How much do nurses get paid? The question is an appropriate one, especially for the potential nursing student who is shocked at the cost of a nursing degree, and who may be musing about the long-term payoff. The following survey helps to answer the question, “how much do nurses get paid?” as well as explain the how and why.
The following salaries represent the averages in these major American cities.
New York: $52,988-$76,544
- Denver: $48,500-$62,620
Los Angeles: $49,810-$73,596
When Demand is High and Supply Is Low
Nurses are in high demand. It is common to call the healthcare industry one of the “recession-proof” industries, and it’s true. Illness has never been and will never be totally eradicated. As long as there are people, there will be sick people. And as long as there are sick people, there will be others who attempt to heal and care for them. As the baby boomer generation ages, and as many of the baby boomer healthcare providers phase into post-career lifestyles, the need for new healthcare providers is more acute than ever. The healthcare industry is undergoing vast changes, and the supply of healthcare providers has not been able to keep up with the demand. Like any market situation, the healthcare industry has responded, creating a higher pay scale for those who are able to provide the necessary healthcare. Thus, nurse’s salaries are among the highest available for recently-graduated college students.

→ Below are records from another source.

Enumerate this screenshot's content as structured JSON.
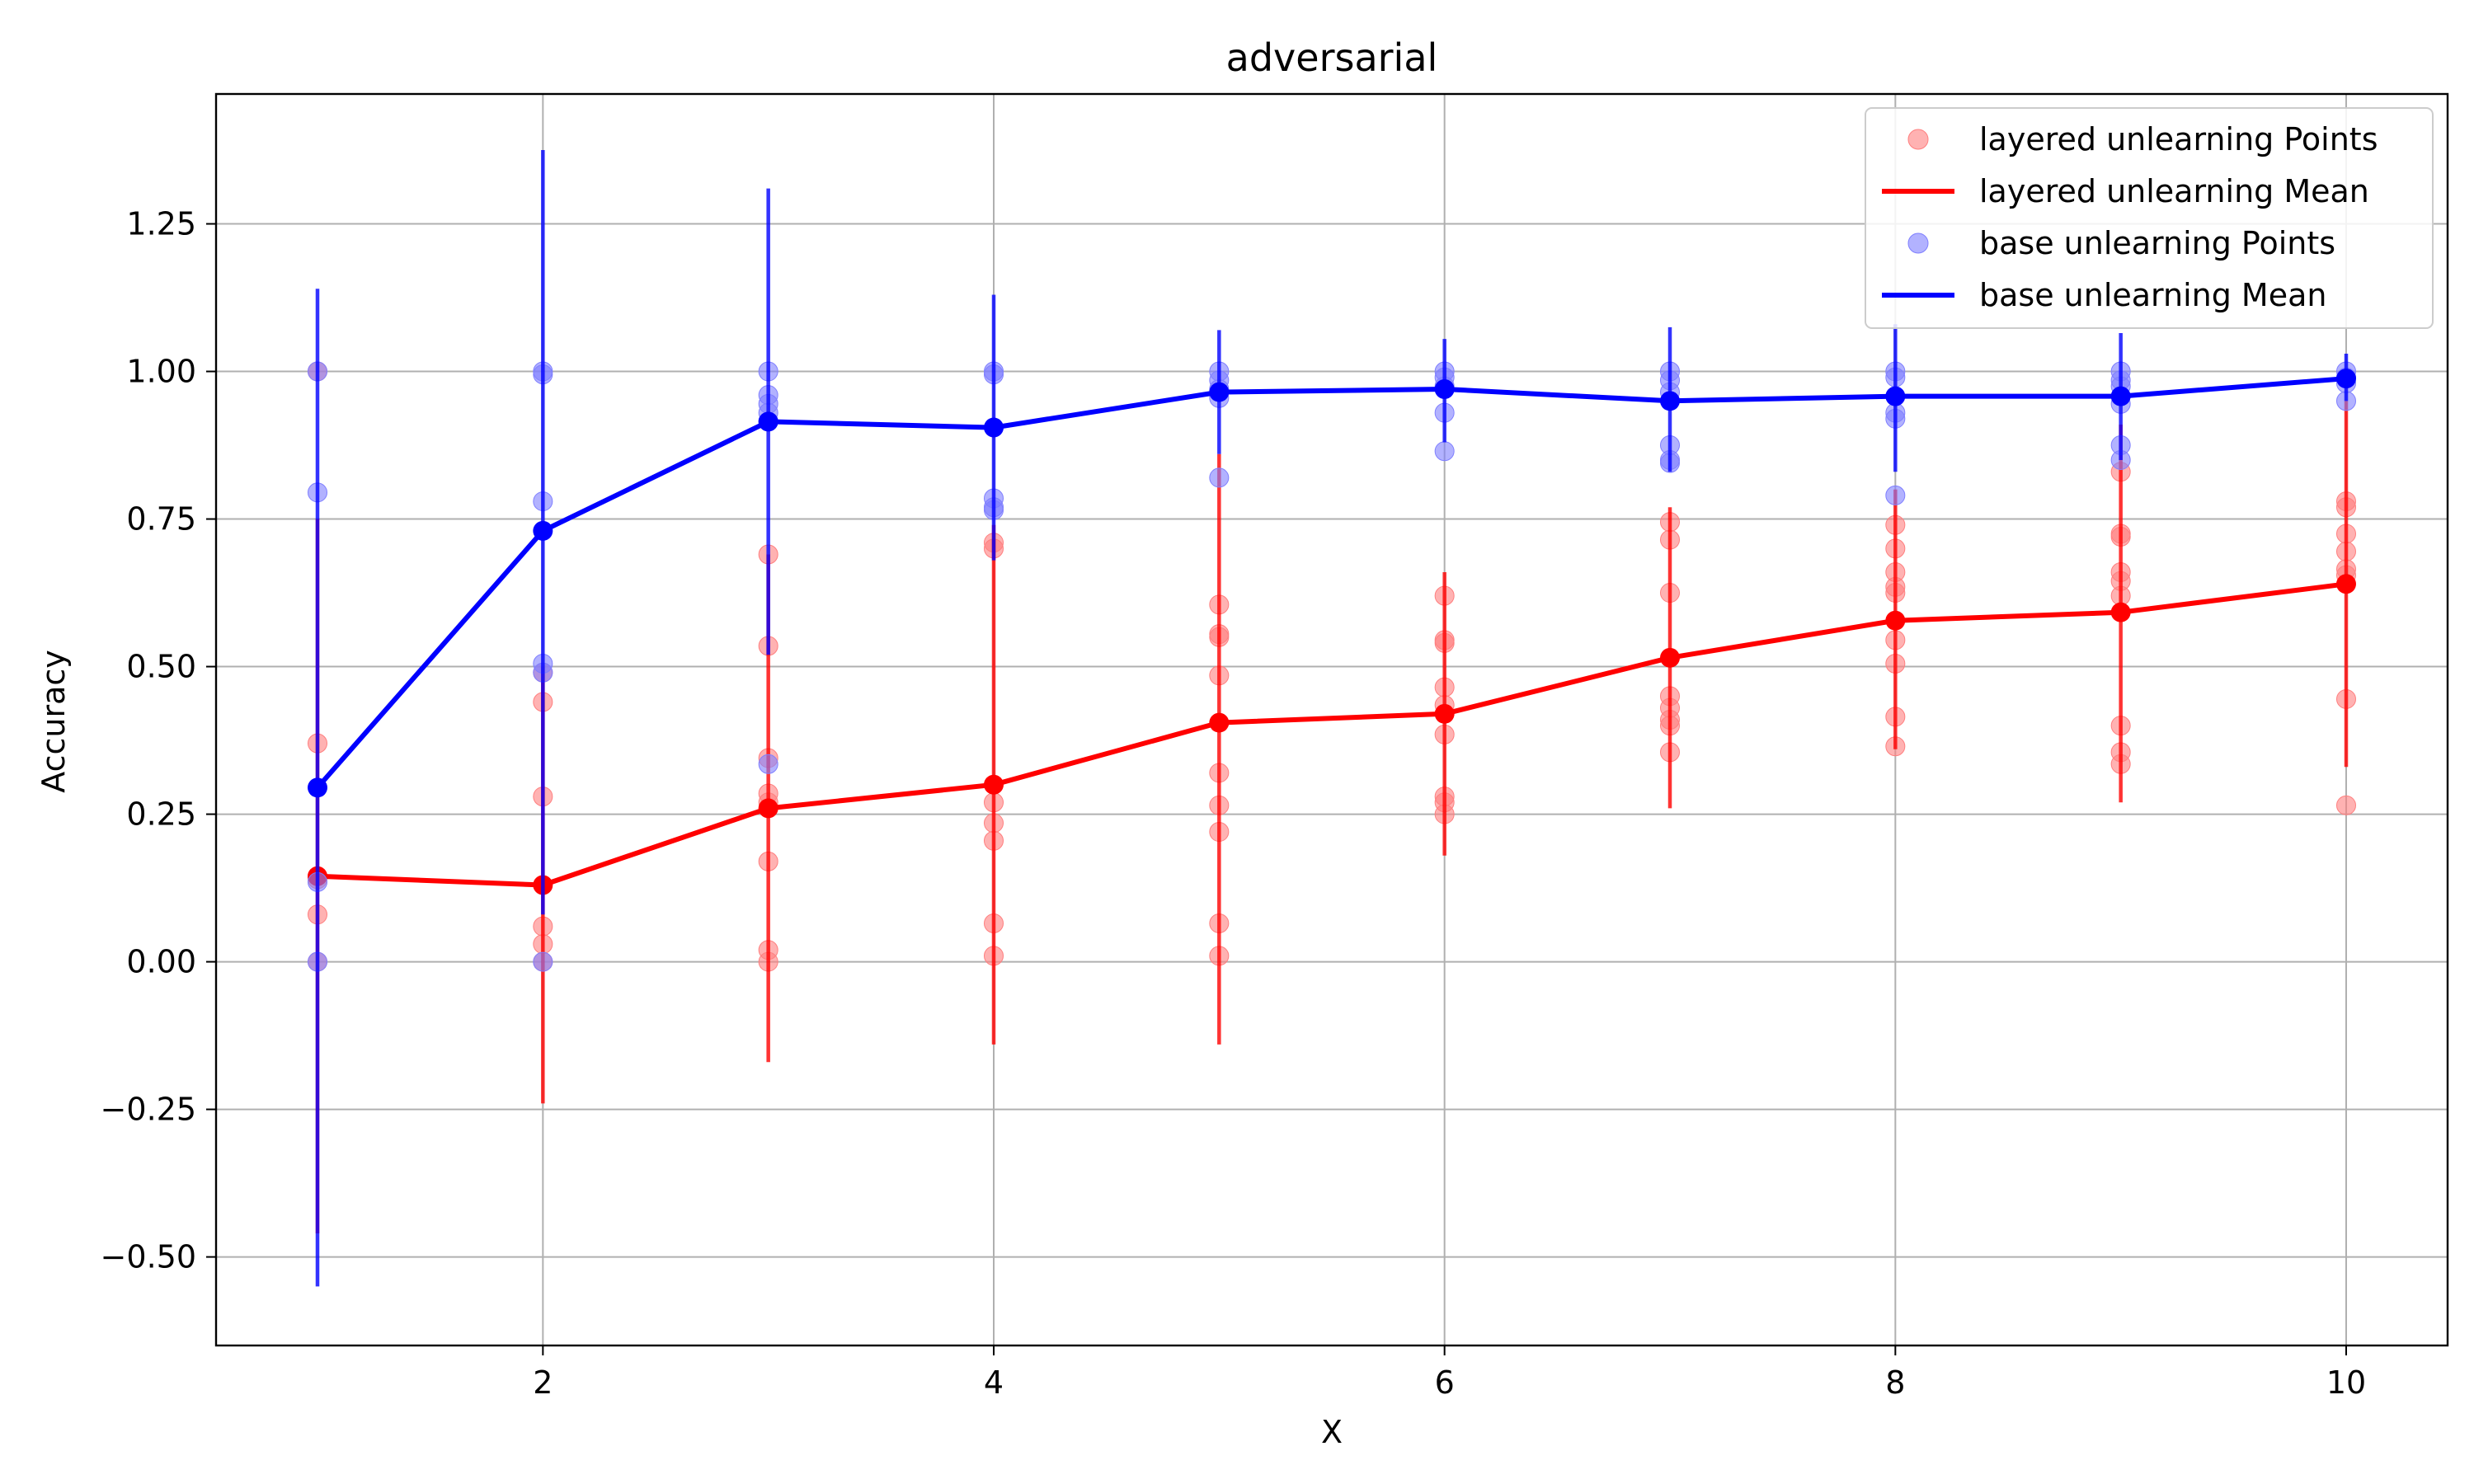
{
  "chart_data": {
    "type": "line",
    "title": "adversarial",
    "xlabel": "X",
    "ylabel": "Accuracy",
    "xlim": [
      0.55,
      10.45
    ],
    "ylim": [
      -0.65,
      1.47
    ],
    "xticks": [
      2,
      4,
      6,
      8,
      10
    ],
    "xtick_labels": [
      "2",
      "4",
      "6",
      "8",
      "10"
    ],
    "yticks": [
      -0.5,
      -0.25,
      0.0,
      0.25,
      0.5,
      0.75,
      1.0,
      1.25
    ],
    "ytick_labels": [
      "−0.50",
      "−0.25",
      "0.00",
      "0.25",
      "0.50",
      "0.75",
      "1.00",
      "1.25"
    ],
    "grid": true,
    "legend_position": "top-right",
    "series": [
      {
        "name": "layered unlearning",
        "points_label": "layered unlearning Points",
        "mean_label": "layered unlearning Mean",
        "color": "#ff0000",
        "points_color": "#ff7f7f",
        "x": [
          1,
          2,
          3,
          4,
          5,
          6,
          7,
          8,
          9,
          10
        ],
        "mean": [
          0.145,
          0.13,
          0.26,
          0.3,
          0.405,
          0.42,
          0.515,
          0.578,
          0.592,
          0.64
        ],
        "err_low": [
          -0.46,
          -0.24,
          -0.17,
          -0.14,
          -0.14,
          0.18,
          0.26,
          0.36,
          0.27,
          0.33
        ],
        "err_high": [
          0.75,
          0.5,
          0.69,
          0.74,
          0.86,
          0.66,
          0.77,
          0.8,
          0.91,
          0.95
        ],
        "points": [
          [
            1,
            0.37
          ],
          [
            1,
            0.08
          ],
          [
            1,
            1.0
          ],
          [
            1,
            0.14
          ],
          [
            1,
            0.0
          ],
          [
            2,
            0.44
          ],
          [
            2,
            0.28
          ],
          [
            2,
            0.06
          ],
          [
            2,
            0.03
          ],
          [
            2,
            0.0
          ],
          [
            2,
            0.49
          ],
          [
            3,
            0.69
          ],
          [
            3,
            0.535
          ],
          [
            3,
            0.345
          ],
          [
            3,
            0.285
          ],
          [
            3,
            0.27
          ],
          [
            3,
            0.17
          ],
          [
            3,
            0.02
          ],
          [
            3,
            0.0
          ],
          [
            4,
            0.71
          ],
          [
            4,
            0.7
          ],
          [
            4,
            0.27
          ],
          [
            4,
            0.235
          ],
          [
            4,
            0.205
          ],
          [
            4,
            0.065
          ],
          [
            4,
            0.01
          ],
          [
            5,
            0.605
          ],
          [
            5,
            0.555
          ],
          [
            5,
            0.55
          ],
          [
            5,
            0.485
          ],
          [
            5,
            0.32
          ],
          [
            5,
            0.265
          ],
          [
            5,
            0.22
          ],
          [
            5,
            0.065
          ],
          [
            5,
            0.01
          ],
          [
            6,
            0.62
          ],
          [
            6,
            0.545
          ],
          [
            6,
            0.54
          ],
          [
            6,
            0.465
          ],
          [
            6,
            0.435
          ],
          [
            6,
            0.385
          ],
          [
            6,
            0.28
          ],
          [
            6,
            0.27
          ],
          [
            6,
            0.25
          ],
          [
            7,
            0.745
          ],
          [
            7,
            0.715
          ],
          [
            7,
            0.625
          ],
          [
            7,
            0.45
          ],
          [
            7,
            0.43
          ],
          [
            7,
            0.41
          ],
          [
            7,
            0.4
          ],
          [
            7,
            0.355
          ],
          [
            8,
            0.74
          ],
          [
            8,
            0.7
          ],
          [
            8,
            0.66
          ],
          [
            8,
            0.635
          ],
          [
            8,
            0.625
          ],
          [
            8,
            0.545
          ],
          [
            8,
            0.505
          ],
          [
            8,
            0.415
          ],
          [
            8,
            0.365
          ],
          [
            9,
            0.83
          ],
          [
            9,
            0.725
          ],
          [
            9,
            0.72
          ],
          [
            9,
            0.66
          ],
          [
            9,
            0.645
          ],
          [
            9,
            0.62
          ],
          [
            9,
            0.4
          ],
          [
            9,
            0.355
          ],
          [
            9,
            0.335
          ],
          [
            10,
            0.78
          ],
          [
            10,
            0.77
          ],
          [
            10,
            0.725
          ],
          [
            10,
            0.695
          ],
          [
            10,
            0.665
          ],
          [
            10,
            0.655
          ],
          [
            10,
            0.445
          ],
          [
            10,
            0.265
          ]
        ]
      },
      {
        "name": "base unlearning",
        "points_label": "base unlearning Points",
        "mean_label": "base unlearning Mean",
        "color": "#0000ff",
        "points_color": "#7f7fff",
        "x": [
          1,
          2,
          3,
          4,
          5,
          6,
          7,
          8,
          9,
          10
        ],
        "mean": [
          0.295,
          0.73,
          0.915,
          0.905,
          0.965,
          0.97,
          0.95,
          0.958,
          0.958,
          0.988
        ],
        "err_low": [
          -0.55,
          0.08,
          0.52,
          0.68,
          0.86,
          0.88,
          0.83,
          0.83,
          0.85,
          0.95
        ],
        "err_high": [
          1.14,
          1.375,
          1.31,
          1.13,
          1.07,
          1.055,
          1.075,
          1.08,
          1.065,
          1.03
        ],
        "points": [
          [
            1,
            1.0
          ],
          [
            1,
            0.795
          ],
          [
            1,
            0.135
          ],
          [
            1,
            0.0
          ],
          [
            2,
            1.0
          ],
          [
            2,
            0.995
          ],
          [
            2,
            0.78
          ],
          [
            2,
            0.505
          ],
          [
            2,
            0.49
          ],
          [
            2,
            0.0
          ],
          [
            3,
            1.0
          ],
          [
            3,
            0.96
          ],
          [
            3,
            0.945
          ],
          [
            3,
            0.93
          ],
          [
            3,
            0.915
          ],
          [
            3,
            0.335
          ],
          [
            4,
            1.0
          ],
          [
            4,
            0.995
          ],
          [
            4,
            0.785
          ],
          [
            4,
            0.77
          ],
          [
            4,
            0.765
          ],
          [
            5,
            1.0
          ],
          [
            5,
            0.985
          ],
          [
            5,
            0.97
          ],
          [
            5,
            0.955
          ],
          [
            5,
            0.82
          ],
          [
            6,
            1.0
          ],
          [
            6,
            0.99
          ],
          [
            6,
            0.975
          ],
          [
            6,
            0.93
          ],
          [
            6,
            0.865
          ],
          [
            7,
            1.0
          ],
          [
            7,
            0.985
          ],
          [
            7,
            0.965
          ],
          [
            7,
            0.875
          ],
          [
            7,
            0.85
          ],
          [
            7,
            0.845
          ],
          [
            8,
            1.0
          ],
          [
            8,
            0.99
          ],
          [
            8,
            0.93
          ],
          [
            8,
            0.92
          ],
          [
            8,
            0.79
          ],
          [
            9,
            1.0
          ],
          [
            9,
            0.985
          ],
          [
            9,
            0.975
          ],
          [
            9,
            0.945
          ],
          [
            9,
            0.875
          ],
          [
            9,
            0.85
          ],
          [
            10,
            1.0
          ],
          [
            10,
            0.99
          ],
          [
            10,
            0.98
          ],
          [
            10,
            0.95
          ]
        ]
      }
    ]
  }
}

Increasing a Nurse’s Salary
Although the general salary for nurses is high, there are ways that RNs can improve their earning power. One way is to earn more education. Nursing education does not need to end at the RN, and nurses who earn more education, earn more money, considerably more. Additionally, rising in the ranks of nursing staff also increases one’s salary. Gaining management responsibility is a guaranteed way of increasing one’s compensation.
The answer to the question, “how much do nurses get paid?” is a pleasing one. But like all careers, good pay comes as a result as good, hard work.